RICHMOND, Calif., Sept. 23, 2013 /PRNewswire/ -- Sangamo BioSciences, Inc. (Nasdaq: SGMO) today announced the closing of its previously announced underwritten public offering of 6,100,000 shares of its common stock, as well as 915,000 additional shares of its common stock pursuant to the full exercise of the over-allotment option granted to the underwriters.
The shares were sold at the public offering price of $10.58 per share, the last closing price of the stock on the date immediately prior to pricing. This brings the aggregate gross proceeds from the offering to approximately $74.2 million, before deducting underwriting discounts and commissions and other offering expenses.
Lazard Capital Markets LLC, JMP Securities LLC and Piper Jaffray & Co. acted as joint book-running managers and Cowen and Company, LLC acted as co-lead manager for the offering.The shares described above were issued pursuant to a prospectus supplement and accompanying prospectus, all as filed as part of a shelf registration statement on Form S-3 previously filed with and declared effective by the Securities and Exchange Commission ("SEC").
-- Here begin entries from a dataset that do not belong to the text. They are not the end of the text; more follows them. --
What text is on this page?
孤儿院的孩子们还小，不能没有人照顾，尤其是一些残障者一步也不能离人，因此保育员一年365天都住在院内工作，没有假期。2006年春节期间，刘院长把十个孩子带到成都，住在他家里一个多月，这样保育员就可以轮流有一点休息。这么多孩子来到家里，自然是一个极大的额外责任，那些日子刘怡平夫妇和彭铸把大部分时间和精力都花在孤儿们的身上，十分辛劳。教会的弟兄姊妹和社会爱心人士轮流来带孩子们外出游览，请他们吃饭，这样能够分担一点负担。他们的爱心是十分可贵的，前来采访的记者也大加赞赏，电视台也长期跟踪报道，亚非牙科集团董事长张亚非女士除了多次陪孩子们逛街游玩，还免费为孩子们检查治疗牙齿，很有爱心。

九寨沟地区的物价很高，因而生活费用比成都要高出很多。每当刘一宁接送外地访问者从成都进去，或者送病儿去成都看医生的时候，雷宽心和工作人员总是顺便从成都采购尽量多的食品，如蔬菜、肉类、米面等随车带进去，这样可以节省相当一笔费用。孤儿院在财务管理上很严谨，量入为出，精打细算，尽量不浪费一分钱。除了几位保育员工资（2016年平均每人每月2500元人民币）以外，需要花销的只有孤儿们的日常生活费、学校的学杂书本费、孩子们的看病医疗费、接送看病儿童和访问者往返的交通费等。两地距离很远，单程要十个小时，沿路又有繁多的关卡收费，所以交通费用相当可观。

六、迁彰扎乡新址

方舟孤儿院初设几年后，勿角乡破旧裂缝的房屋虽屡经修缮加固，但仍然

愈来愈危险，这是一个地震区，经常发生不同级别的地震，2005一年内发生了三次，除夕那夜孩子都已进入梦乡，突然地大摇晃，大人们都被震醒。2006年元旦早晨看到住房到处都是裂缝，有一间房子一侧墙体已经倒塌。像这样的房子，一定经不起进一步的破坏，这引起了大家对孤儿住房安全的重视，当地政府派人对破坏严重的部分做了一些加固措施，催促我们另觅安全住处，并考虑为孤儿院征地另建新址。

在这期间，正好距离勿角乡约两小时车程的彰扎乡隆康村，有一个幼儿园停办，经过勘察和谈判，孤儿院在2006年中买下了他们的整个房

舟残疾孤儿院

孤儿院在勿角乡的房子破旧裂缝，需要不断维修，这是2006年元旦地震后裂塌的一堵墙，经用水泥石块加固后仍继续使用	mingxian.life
The company filed a final prospectus supplement relating to the offering with the SEC on September 19, 2013, which is available along with the accompanying prospectus filed with the SEC in connection with the shelf registration, on the SEC's website at www.sec.gov. Copies of the final prospectus supplement and the accompanying prospectus may be obtained by sending a request to: Lazard Capital Markets LLC, 30 Rockefeller Plaza, 60th Floor, New York, NY 10020, or via telephone at 800-542-0970; or JMP Securities LLC, Attention: Prospectus Department, 600 Montgomery Street, 10th Floor, San Francisco, CA 94111, or via telephone at 415-835-8985; or Piper Jaffray & Co., Attention: Prospectus Department, 800 Nicollet Mall, J12S03, Minneapolis, MN 55402, or via telephone at 800-747-3924. This press release does not constitute an offer to sell or a solicitation of an offer to buy any securities of Sangamo, nor shall there be any sale of securities in any state or jurisdiction in which such an offer, solicitation or sale would be unlawful prior to registration or qualification under the securities laws of any such state or jurisdiction. This press release is being issued pursuant to and in accordance with Rule 134 under the Securities Act of 1933, as amended.